Je connais grâce à Allah le sens de ces quatre (notions): altération, annulation, abstention et assimilation. Certains ajoutent un cinquième concept qui consiste à s’en remettre à Allah pour la connaissance de quelque chose. Je n’en connais pas la signification. S’il vous plaît, pouvez vous m’en expliquer clairement les différents sens et indications?
Louanges à Allah
Premièrement, s’en
remettre à Allah Très Haut pour la connaissance de Ses noms et attributs a deux
significations. La première est exacte. Elle consiste à affirmer les mots et à
accepter les sens qu’ils véhiculent et s’en remettre à Allah pour la
connaissance de leur modalité. C’est ainsi que nous affirmons qu’Allah Très Haut possède les plus beaux
noms et les plus sublimes attributs. Nous connaissons leurs sens et nous y croyons.

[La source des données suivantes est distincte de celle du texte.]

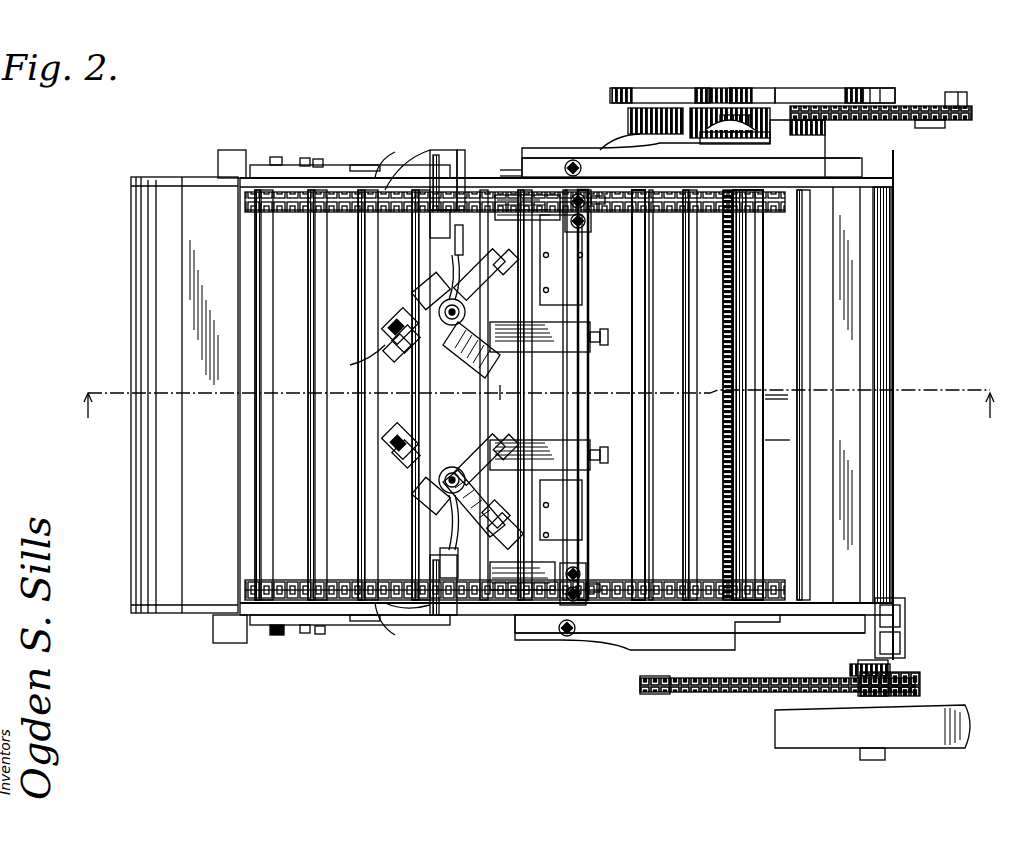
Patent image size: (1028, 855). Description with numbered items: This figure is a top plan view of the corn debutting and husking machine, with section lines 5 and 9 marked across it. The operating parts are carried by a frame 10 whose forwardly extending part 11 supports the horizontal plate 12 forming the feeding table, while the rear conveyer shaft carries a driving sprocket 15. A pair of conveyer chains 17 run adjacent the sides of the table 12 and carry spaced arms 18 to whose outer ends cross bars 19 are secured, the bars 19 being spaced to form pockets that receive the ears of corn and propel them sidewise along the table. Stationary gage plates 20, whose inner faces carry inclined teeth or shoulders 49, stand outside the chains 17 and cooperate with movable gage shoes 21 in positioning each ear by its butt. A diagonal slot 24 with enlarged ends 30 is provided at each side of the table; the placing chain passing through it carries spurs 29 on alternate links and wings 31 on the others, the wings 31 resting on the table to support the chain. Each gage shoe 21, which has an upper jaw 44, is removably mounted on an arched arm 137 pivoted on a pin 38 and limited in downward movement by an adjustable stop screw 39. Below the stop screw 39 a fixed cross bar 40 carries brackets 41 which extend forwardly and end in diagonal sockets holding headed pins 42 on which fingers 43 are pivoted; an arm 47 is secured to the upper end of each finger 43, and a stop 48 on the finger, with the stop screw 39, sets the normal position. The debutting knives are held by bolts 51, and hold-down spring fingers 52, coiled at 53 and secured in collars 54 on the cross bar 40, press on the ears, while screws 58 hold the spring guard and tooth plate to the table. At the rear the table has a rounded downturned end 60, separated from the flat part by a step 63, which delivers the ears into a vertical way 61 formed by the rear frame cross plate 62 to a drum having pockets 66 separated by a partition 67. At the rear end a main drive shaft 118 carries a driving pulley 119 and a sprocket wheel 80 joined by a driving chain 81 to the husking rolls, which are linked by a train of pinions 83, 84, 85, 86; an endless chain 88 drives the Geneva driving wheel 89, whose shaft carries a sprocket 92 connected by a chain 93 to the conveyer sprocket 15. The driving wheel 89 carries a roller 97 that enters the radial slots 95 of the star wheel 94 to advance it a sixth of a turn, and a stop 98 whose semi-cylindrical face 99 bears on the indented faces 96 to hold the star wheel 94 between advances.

The section line 5 is at (540, 397).
The section line 9 is at (425, 446).
The frame 10 is at (905, 630).
The forwardly extending part 11 is at (131, 327).
The horizontal plate 12 is at (316, 395).
The driving sprocket 15 is at (684, 693).
The conveyer chains 17 is at (300, 212).
The spaced arms 18 is at (322, 190).
The cross rods or bars 19 is at (314, 436).
The stationary gage plates 20 is at (280, 160).
The movable gage shoe 21 is at (399, 393).
The diagonal slot 24 is at (350, 488).
The teeth or spurs 29 is at (358, 361).
The ends of the slots 30 is at (400, 325).
The wings 31 is at (352, 437).
The pin 38 is at (735, 143).
The adjustable stop screw 39 is at (573, 160).
The fixed cross bar 40 is at (588, 412).
The fixed supporting arms or brackets 41 is at (549, 396).
The headed pin 42 is at (420, 288).
The finger 43 is at (480, 298).
The upper jaw 44 is at (430, 230).
The arm 47 is at (452, 266).
The stop 48 is at (468, 460).
The inclined teeth or shoulders 49 is at (372, 178).
The bolts 51 is at (555, 270).
The spring finger 52 is at (548, 220).
The coil 53 is at (505, 590).
The collar 54 is at (586, 572).
The screws 58 is at (553, 497).
The rounded downturned end 60 is at (763, 253).
The vertical way or passage 61 is at (764, 302).
The rear frame cross plate 62 is at (862, 395).
The step 63 is at (730, 308).
The pockets 66 is at (777, 451).
The partition 67 is at (776, 406).
The sprocket wheel 80 is at (922, 688).
The driving chain 81 is at (910, 680).
The pinion 83 is at (628, 116).
The pinion 84 is at (718, 88).
The pinion 85 is at (768, 128).
The pinion 86 is at (820, 132).
The endless chain 88 is at (946, 128).
The driving wheel 89 is at (924, 106).
The sprocket 92 is at (858, 696).
The chain 93 is at (773, 693).
The driven star wheel 94 is at (662, 88).
The radial slots 95 is at (740, 92).
The indented faces 96 is at (800, 95).
The roller 97 is at (966, 95).
The stop 98 is at (878, 90).
The semi-cylindrical face 99 is at (855, 88).
The shaft 118 is at (868, 760).
The drum 119 is at (872, 726).
The arm 137 is at (612, 670).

Toutefois, nous n’en connaissons pas les modalités.
Nous croyons qu’Allah
Très haut S’est réellement installé sur
le Trône d’une manière digne à Sa Majesté et à Sa Transcendance. La modalité
de cette installation est différente de celle des humains. N’en
connaissant pas la modalité, nous nous en remettons à Allah suivant la réaction
de l’imam Malick qui, interrogé sur ce sujet,
répondit: «Le fait de s’installer est bien compris mais sa modalité ne l’est
pas. » Voir Madjmou‘ al-Fatawas
de Cheikh al-islam (3/25).
Voilà
la doctrine des membres de la Communauté sunnite. Elle se résume à
l’affirmation des attributs d’Allah Très Haut sans les assimiler ( à ceux des créatures) ni vouloir en préciser la modalité.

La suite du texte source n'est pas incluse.